The best time to use this technique is when getting your initial mix balance, before you start loading plugins on. Usually I get my tracks hitting at a decent level with the pre-gain (or on the clip itself) and then balance the initial mix, if anything is way too loud and I’m bringing any faders down too much I’ll use a gain plugin and get the faders closer to 0 on those tracks.
I also use it on the Monitor inserts in Control room to beef up my output to the speakers. When using a calibrated system (which is FAR better than setting levels by ear all over the place) you can set your master volume knob (on your hardware interface) to a certain point and then calibrate the db in the room with a plugin.

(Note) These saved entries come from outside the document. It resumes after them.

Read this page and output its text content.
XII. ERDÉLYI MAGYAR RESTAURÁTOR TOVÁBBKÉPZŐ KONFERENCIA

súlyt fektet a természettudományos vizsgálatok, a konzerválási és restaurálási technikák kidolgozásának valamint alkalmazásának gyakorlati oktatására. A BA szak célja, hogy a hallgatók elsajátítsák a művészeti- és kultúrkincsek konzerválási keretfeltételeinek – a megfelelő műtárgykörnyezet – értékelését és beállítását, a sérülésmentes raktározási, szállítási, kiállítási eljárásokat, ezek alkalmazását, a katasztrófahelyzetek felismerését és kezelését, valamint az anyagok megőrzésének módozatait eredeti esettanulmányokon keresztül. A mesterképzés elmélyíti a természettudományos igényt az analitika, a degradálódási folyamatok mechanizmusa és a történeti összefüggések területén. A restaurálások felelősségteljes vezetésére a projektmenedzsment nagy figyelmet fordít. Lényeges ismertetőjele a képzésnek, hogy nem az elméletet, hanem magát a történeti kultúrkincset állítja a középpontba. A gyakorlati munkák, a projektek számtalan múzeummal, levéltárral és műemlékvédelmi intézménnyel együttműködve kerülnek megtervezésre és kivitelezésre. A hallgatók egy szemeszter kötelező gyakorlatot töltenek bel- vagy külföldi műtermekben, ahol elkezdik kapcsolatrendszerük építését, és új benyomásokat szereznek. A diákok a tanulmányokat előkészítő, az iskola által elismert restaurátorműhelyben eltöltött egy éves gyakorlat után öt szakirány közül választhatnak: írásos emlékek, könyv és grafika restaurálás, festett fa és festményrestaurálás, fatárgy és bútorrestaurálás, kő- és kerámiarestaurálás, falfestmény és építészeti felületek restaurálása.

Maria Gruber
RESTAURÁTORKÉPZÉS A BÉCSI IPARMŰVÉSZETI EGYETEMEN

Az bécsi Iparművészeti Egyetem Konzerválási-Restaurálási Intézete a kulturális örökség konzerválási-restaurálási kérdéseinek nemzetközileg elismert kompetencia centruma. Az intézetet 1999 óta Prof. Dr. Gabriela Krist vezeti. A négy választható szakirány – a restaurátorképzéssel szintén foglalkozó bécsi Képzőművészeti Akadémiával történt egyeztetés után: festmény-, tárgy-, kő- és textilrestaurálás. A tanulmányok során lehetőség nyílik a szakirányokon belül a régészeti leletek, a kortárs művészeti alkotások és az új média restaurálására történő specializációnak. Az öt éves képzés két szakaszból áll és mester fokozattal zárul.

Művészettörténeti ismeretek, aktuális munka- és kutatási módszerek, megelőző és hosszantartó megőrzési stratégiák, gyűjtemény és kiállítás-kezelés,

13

That way, you can have presets on your gain plugin that let you mix at 83db (standard) or change it when your mastering so your volume is constant with different metering system (K-20, K-14, etc).
The curious thing about Cubase lacking a gain/trim plugin is that WaveLab does have one. Seems like a small step for Steinberg to make this available in Cubase too as most DAWs do have this. The pre-gain on the channel strip isn’t quite the same thing.
Hate using clip gain. It’s the last resort. The problem is that it’s not obvious when a part is clip gained in normal zoom. Sometimes I catch myself automating a part to get louder before realizing some time down the road I clip gained it down a few dbs. /facepalm
I’m just using other plugins gain control. I got used to that.